Amar Kamat commented on HADOOP-3578:

Some more details
# The jobclient requests the jobtracker for a new job id
# Along with the libs/archives, the jobclient also uploads the job.jar to the DistributedCache
and creates a symlink to it (here the TaskRunner will localize the jars). With HADOOP-4990
(and security in distributed cache), the taskrunner will run under the user permission and
hence will be able to securely localize the job jar
# The jobclient now starts the transaction with the jobtracker by passing the jobconf to the
jobtracker. We expect the jobconf is be lightweight and hence pass it completely over the
  ## If the job (jobconf) fails the checks (acls etc) at the jobtracker, this job is ignored
  ## The jobtracker now maintains the jobid to user mapping for this job. This is done to
make sure that only the user who owns the job can upload/add the splits
  ## finally the jt localizes the job to system-dir/jobid/job.xml so that the tasks are able
to load the conf.
# The jobclient now uploads the job splits (in chunks of 1000 splits) to the jobtracker
  ## The jobtracker will check if the user is the owner of the job
  ## The jobtracker will maintain a mapping from jobid to the (split) file handle for that
  ## This split file is opened as system-dir/jobid/job.split
  ## The jobtracker will stream all the splits passed by the client to this file
# The jobclient now finishes the transaction by invoking submitJob().
  ## The jobtracker will first close the open file handle for the jobsplit 
  ## jt will cleanup the structures maintained for the transaction
  ## do what is done today upon a submit job (note that by now job.split and job.jar are both
present in the system dir)

Questions :
# What if the jobconf is of large size? Do we need to page it too?
# How many files(job-split) to support in parallel (as number of open file handles can lead
 to issues)?
   ## One way to do it would be to cap it 200 uploads in parallel
# How to take care of dead jobclients?
  ## Start a expiry thread that will cleanup dead/hung job submissions (every 5 mins)
# How to prevent the jobclients from passing more splits (say 1,00,000 splits) in one rpc
  ## Looks like this should be capped at the rpc level. I am not sure if there is any provision
for something like this. For now we can leave it as it as.

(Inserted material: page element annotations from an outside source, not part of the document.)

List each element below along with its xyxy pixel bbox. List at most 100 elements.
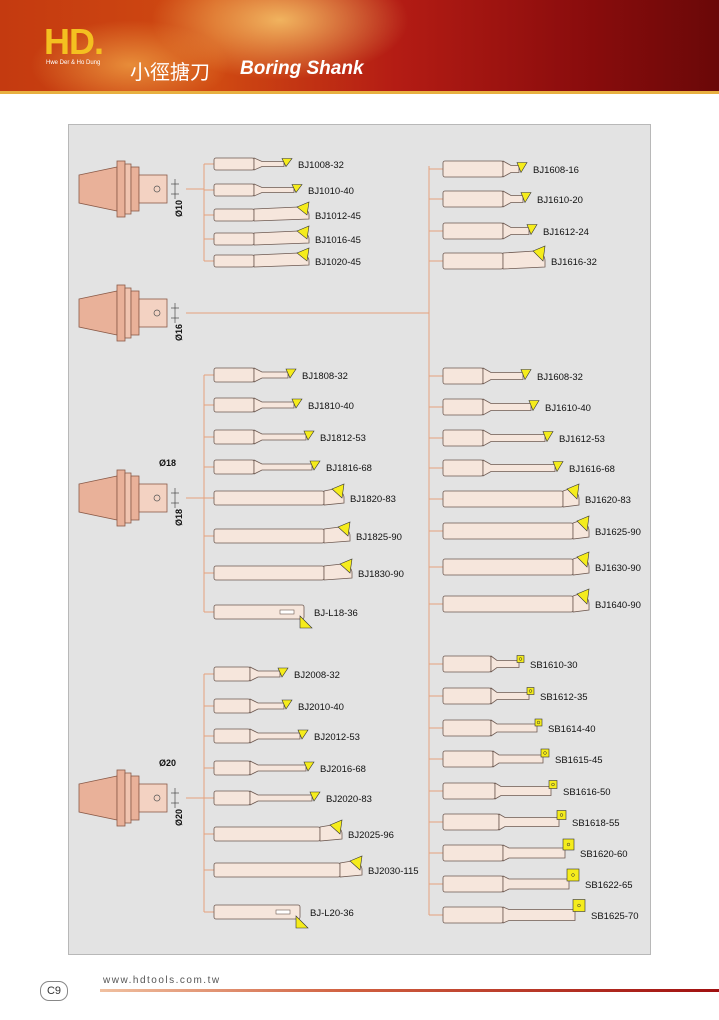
insert-tip [296,247,310,262]
bar-neck [494,782,552,800]
bar-label: BJ1630-90 [595,563,641,574]
bar-label: BJ1640-90 [595,600,641,611]
insert-tip [303,430,315,441]
bar-shank [213,826,321,842]
holder-collar [124,163,132,215]
bar-neck [502,160,520,178]
holder-taper [78,475,118,521]
insert-hole [528,689,533,693]
boring-shank-diagram: Ø10Ø16Ø18Ø18Ø20Ø20BJ1008-32BJ1010-40BJ10… [78,157,641,929]
boring-bar: BJ1616-32 [442,245,597,270]
holder-top-diameter-label: Ø18 [159,458,176,468]
boring-bar: BJ1010-40 [213,183,354,197]
bar-neck [482,367,524,385]
bar-neck [492,750,544,768]
bar-neck [482,429,546,447]
bar-shank [442,750,494,768]
insert-tip [291,398,303,409]
insert-tip [309,791,321,802]
bar-label: BJ1608-16 [533,165,579,176]
bar-shank [213,157,255,171]
bar-neck [253,157,285,171]
holder-diameter-label: Ø16 [174,324,184,341]
insert-tip [552,461,564,473]
bar-neck [490,687,530,705]
bar-slot [279,609,295,615]
bar-shank [213,565,325,581]
bar-shank [213,698,251,714]
insert-square [526,687,535,695]
footer-rule [100,989,719,992]
insert-tip [532,245,546,262]
holder-nose [138,298,168,328]
bar-label: BJ2008-32 [294,670,340,681]
insert-tip [291,184,303,194]
insert-tip [331,483,345,499]
boring-bar: BJ1810-40 [213,397,354,413]
boring-bar: SB1622-65 [442,868,633,893]
bar-shank [213,459,255,475]
boring-bar: BJ1612-53 [442,429,605,447]
bar-neck [498,813,560,831]
boring-bar: BJ1812-53 [213,429,366,445]
bar-neck [502,906,576,924]
bar-label: BJ1625-90 [595,527,641,538]
boring-bar: BJ1620-83 [442,483,631,508]
page-title-chinese: 小徑搪刀 [130,60,210,84]
bar-label: SB1610-30 [530,660,578,671]
bar-shank [213,397,255,413]
bar-shank [213,429,255,445]
insert-tip [285,368,297,379]
page-title: Boring Shank [240,58,364,79]
bar-neck [253,459,313,475]
holder-collar [124,772,132,824]
bar-shank [442,398,484,416]
boring-bar: BJ1825-90 [213,521,402,544]
holder-diameter-label: Ø10 [174,200,184,217]
bar-label: BJ1825-90 [356,532,402,543]
insert-hole [551,782,555,787]
bar-label: BJ1812-53 [320,433,366,444]
bar-neck [502,844,566,862]
boring-bar: BJ2008-32 [213,666,340,682]
bar-neck [249,666,281,682]
bar-label: BJ1616-32 [551,257,597,268]
insert-hole [566,842,571,847]
insert-square [548,780,558,789]
bar-shank [213,183,255,197]
brand-logo: HD. [44,21,104,62]
bar-label: SB1615-45 [555,755,603,766]
holder-diameter-label: Ø20 [174,809,184,826]
bar-shank [213,790,251,806]
page-header: HD. Hwe Der & Ho Dung 小徑搪刀 Boring Shank [0,0,719,94]
boring-bar: SB1614-40 [442,718,596,737]
boring-bar: BJ1640-90 [442,588,641,613]
insert-hole [518,657,523,661]
bar-label: BJ-L18-36 [314,608,358,619]
bar-shank [213,208,255,222]
insert-hole [577,903,581,908]
bar-shank [213,904,301,920]
bar-label: BJ1012-45 [315,211,361,222]
insert-square [516,655,525,663]
insert-tip [281,699,293,710]
bar-neck [490,655,520,673]
boring-bar: BJ1816-68 [213,459,372,475]
holder-taper [78,290,118,336]
boring-bar: BJ1820-83 [213,483,396,506]
bar-label: SB1625-70 [591,911,639,922]
bar-neck [482,459,556,477]
bar-label: BJ2010-40 [298,702,344,713]
bar-label: BJ1830-90 [358,569,404,580]
boring-bar: BJ1830-90 [213,558,404,581]
boring-bar: BJ1630-90 [442,551,641,576]
insert-tip [542,431,554,443]
holder-nose [138,483,168,513]
holder-screw [153,185,161,193]
bar-label: BJ1820-83 [350,494,396,505]
bar-label: BJ1610-40 [545,403,591,414]
boring-bar: BJ2020-83 [213,790,372,806]
boring-bar: SB1616-50 [442,780,611,800]
bar-shank [213,367,255,383]
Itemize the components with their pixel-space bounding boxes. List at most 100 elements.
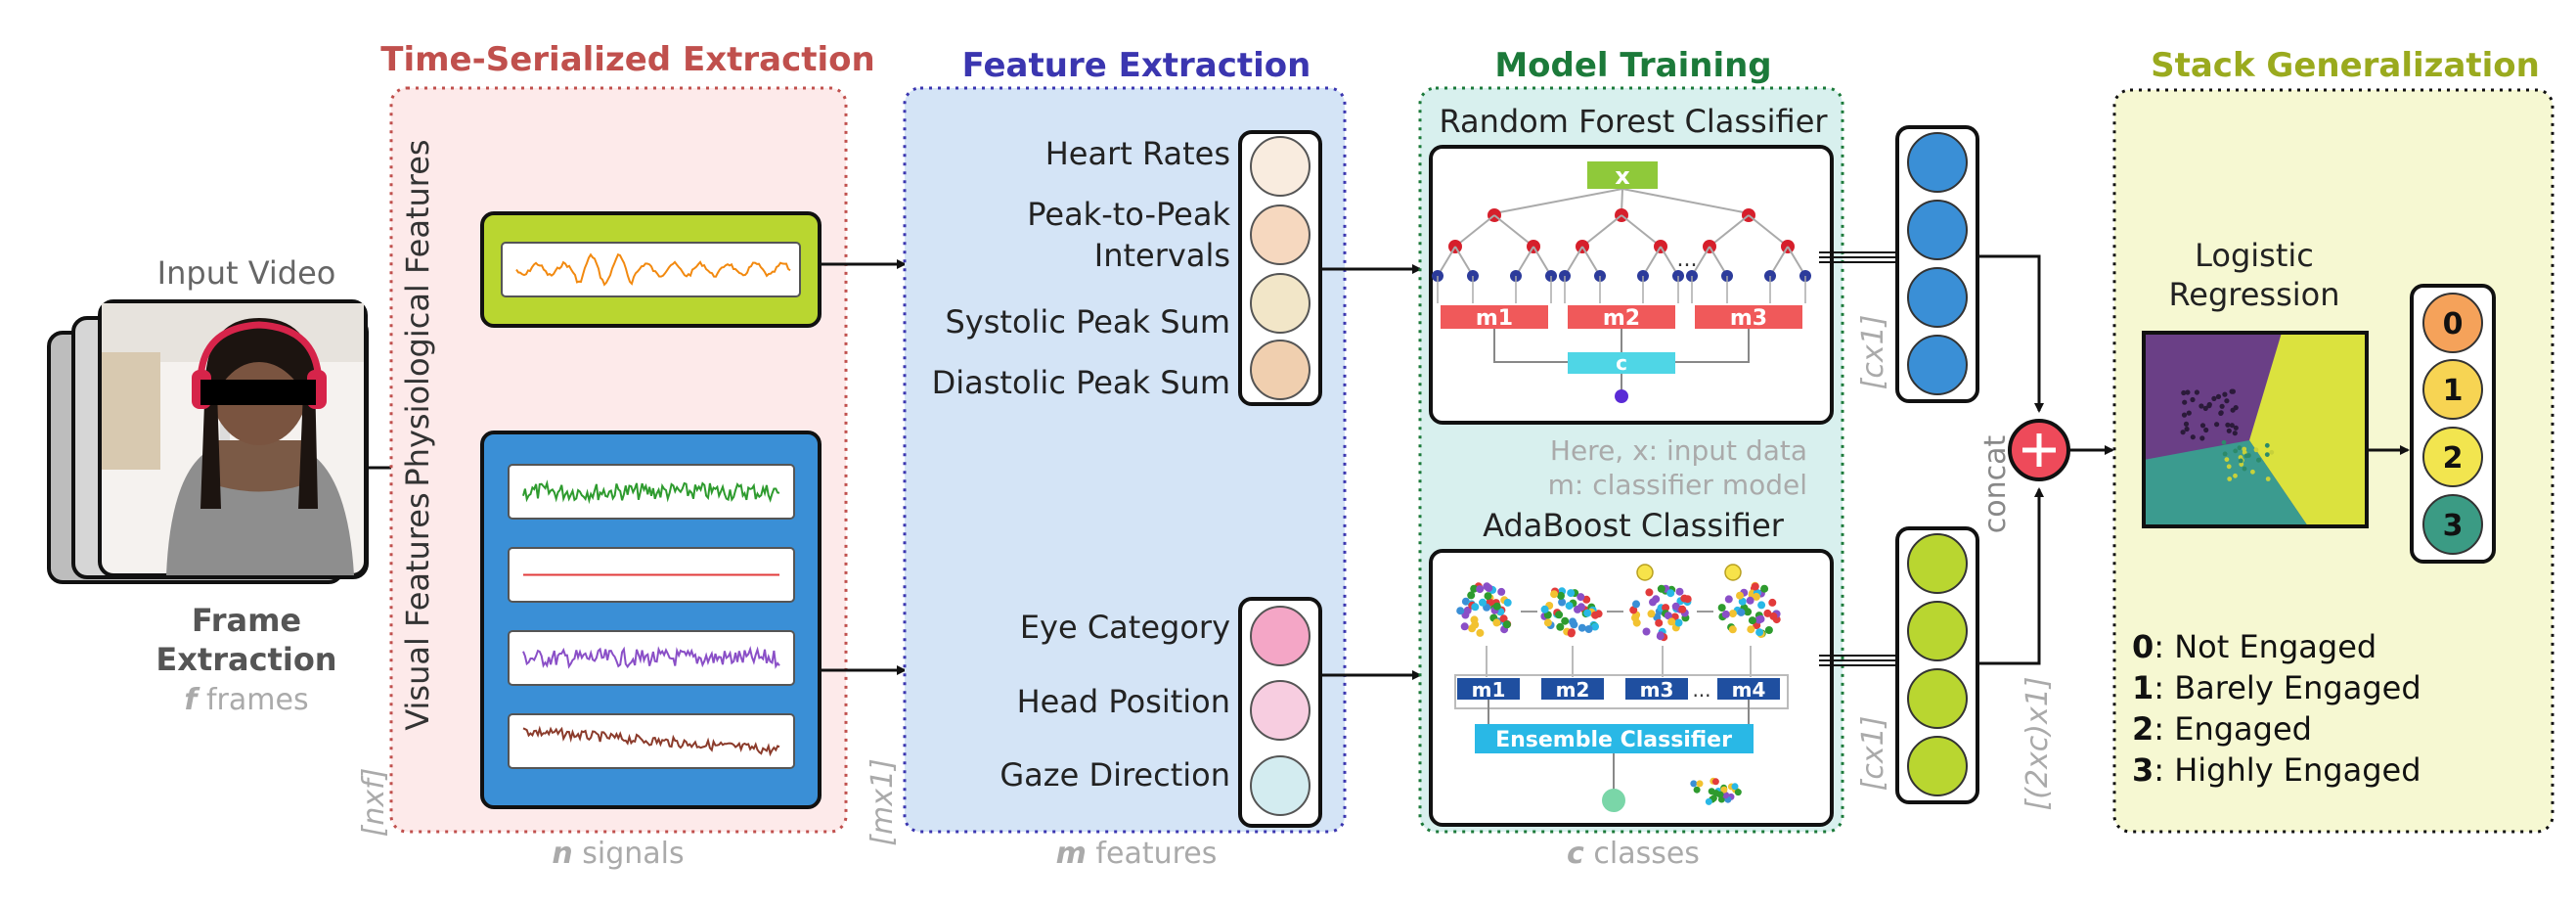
input-video-label: Input Video	[157, 254, 336, 292]
rf-root-label: x	[1615, 162, 1630, 190]
ada-model-3	[1625, 678, 1688, 700]
signal-line-1	[522, 479, 780, 505]
physio-signal-plot	[501, 242, 801, 297]
rf-box	[1429, 145, 1834, 425]
rf-model-1	[1441, 305, 1548, 329]
rf-output-circle-1	[1907, 132, 1968, 193]
feature-intervals: Intervals	[1094, 237, 1230, 274]
physiological-features-label: Physiological Features	[399, 139, 436, 486]
feature-circle-eye	[1250, 606, 1310, 666]
logistic-regression-plot	[2142, 331, 2369, 528]
ada-model-2	[1541, 678, 1604, 700]
feature-circle-systolic	[1250, 273, 1310, 334]
feature-diastolic-peak-sum: Diastolic Peak Sum	[932, 364, 1230, 401]
legend-item-3: 3: Highly Engaged	[2132, 751, 2421, 789]
ada-model-4-label: m4	[1732, 678, 1766, 702]
legend-item-1: 1: Barely Engaged	[2132, 669, 2421, 706]
visual-features-label: Visual Features	[399, 492, 436, 730]
ada-output-circle-1	[1907, 533, 1968, 594]
rf-root-node	[1587, 161, 1658, 189]
ensemble-classifier	[1475, 724, 1754, 753]
rf-model-3-label: m3	[1730, 306, 1767, 331]
ada-output-circle-3	[1907, 668, 1968, 729]
arrow-rf-to-concat	[1977, 254, 2044, 413]
class-circle-1	[2422, 359, 2483, 420]
ada-model-1	[1457, 678, 1520, 700]
section-title-stack-generalization: Stack Generalization	[2151, 46, 2540, 85]
feature-head-position: Head Position	[1017, 683, 1230, 720]
rf-model-2-label: m2	[1603, 306, 1640, 331]
rf-output-vector	[1895, 125, 1979, 403]
frame-extraction-line2: Extraction	[155, 641, 336, 678]
c-classes-label: c classes	[1567, 837, 1700, 871]
arrow-ada-to-concat	[1977, 487, 2044, 665]
section-title-model-training: Model Training	[1494, 46, 1771, 85]
class-label-0: 0	[2443, 307, 2464, 341]
rf-model-2	[1568, 305, 1675, 329]
class-label-1: 1	[2443, 374, 2464, 408]
video-frames	[47, 299, 369, 584]
engagement-legend: 0: Not Engaged 1: Barely Engaged 2: Enga…	[2132, 628, 2421, 789]
class-circle-2	[2422, 427, 2483, 487]
legend-item-2: 2: Engaged	[2132, 710, 2312, 748]
ada-output-vector	[1895, 526, 1979, 804]
class-label-3: 3	[2443, 509, 2464, 543]
ensemble-classifier-label: Ensemble Classifier	[1495, 728, 1732, 752]
ada-model-2-label: m2	[1556, 678, 1590, 702]
ada-output-node	[1602, 789, 1625, 812]
feature-systolic-peak-sum: Systolic Peak Sum	[945, 303, 1230, 340]
ada-title: AdaBoost Classifier	[1483, 507, 1785, 544]
ada-dim-label: [cx1]	[1856, 716, 1890, 792]
concat-dim-label: [(2xc)x1]	[2021, 677, 2055, 811]
rf-dim-label: [cx1]	[1856, 315, 1890, 390]
section-title-feature-extraction: Feature Extraction	[962, 46, 1311, 85]
frame-extraction-line1: Frame	[192, 602, 301, 639]
ada-output-circle-2	[1907, 601, 1968, 661]
rf-output-circle-3	[1907, 267, 1968, 328]
legend-item-0: 0: Not Engaged	[2132, 628, 2376, 665]
ada-output-circle-4	[1907, 736, 1968, 796]
feature-circle-gaze	[1250, 755, 1310, 816]
rf-output-node	[1615, 389, 1628, 403]
rf-model-1-label: m1	[1476, 306, 1513, 331]
signal-line-physio	[515, 252, 791, 287]
rf-title: Random Forest Classifier	[1439, 103, 1828, 140]
feature-circle-head	[1250, 680, 1310, 741]
ada-ellipsis: ...	[1692, 678, 1710, 702]
feature-extraction-panel	[903, 86, 1347, 834]
dim-mx1: [mx1]	[866, 758, 900, 845]
signal-line-3	[522, 645, 780, 669]
ada-model-3-label: m3	[1640, 678, 1674, 702]
rf-model-3	[1695, 305, 1802, 329]
feature-circle-heart-rates	[1250, 136, 1310, 197]
rf-trees	[1432, 188, 1811, 303]
class-label-2: 2	[2443, 441, 2464, 476]
rf-ellipsis: ...	[1677, 248, 1698, 272]
rf-output-circle-2	[1907, 200, 1968, 260]
signal-line-4	[522, 725, 780, 757]
feature-circle-peak-to-peak	[1250, 204, 1310, 265]
lr-label-line2: Regression	[2168, 276, 2339, 313]
section-title-time-serialized: Time-Serialized Extraction	[380, 40, 874, 79]
note-input-data: Here, x: input data	[1550, 434, 1807, 467]
n-signals-label: n signals	[552, 837, 684, 871]
feature-eye-category: Eye Category	[1020, 609, 1230, 646]
concat-label: concat	[1978, 435, 2013, 534]
frames-count-label: f frames	[184, 683, 308, 717]
ada-model-1-label: m1	[1472, 678, 1506, 702]
feature-circle-diastolic	[1250, 340, 1310, 400]
rf-combiner	[1568, 352, 1675, 374]
ada-model-4	[1717, 678, 1780, 700]
class-circle-3	[2422, 494, 2483, 555]
lr-label-line1: Logistic	[2195, 237, 2314, 274]
feature-gaze-direction: Gaze Direction	[999, 756, 1230, 794]
class-output-vector	[2410, 284, 2496, 564]
rf-combiner-label: c	[1616, 351, 1627, 375]
person-figure	[166, 318, 354, 575]
rf-output-circle-4	[1907, 335, 1968, 395]
feature-heart-rates: Heart Rates	[1045, 135, 1230, 172]
m-features-label: m features	[1056, 837, 1218, 871]
note-classifier-model: m: classifier model	[1548, 469, 1807, 501]
class-circle-0	[2422, 293, 2483, 353]
face-redaction-bar	[200, 380, 316, 405]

> mapred.system.dir should be accessible only to hadoop daemons 
> --------------------------------------------------------------
>                 Key: HADOOP-3578
>                 URL: https://issues.apache.org/jira/browse/HADOOP-3578
>             Project: Hadoop Core
>          Issue Type: Bug
>          Components: mapred
>            Reporter: Amar Kamat
>            Assignee: Amar Kamat
> Currently the jobclient accesses the {{mapred.system.dir}} to add job details. Hence
the {{mapred.system.dir}} has the permissions of {{rwx-wx-wx}}. This could be a security loophole
where the job files might get overwritten/tampered after the job submission.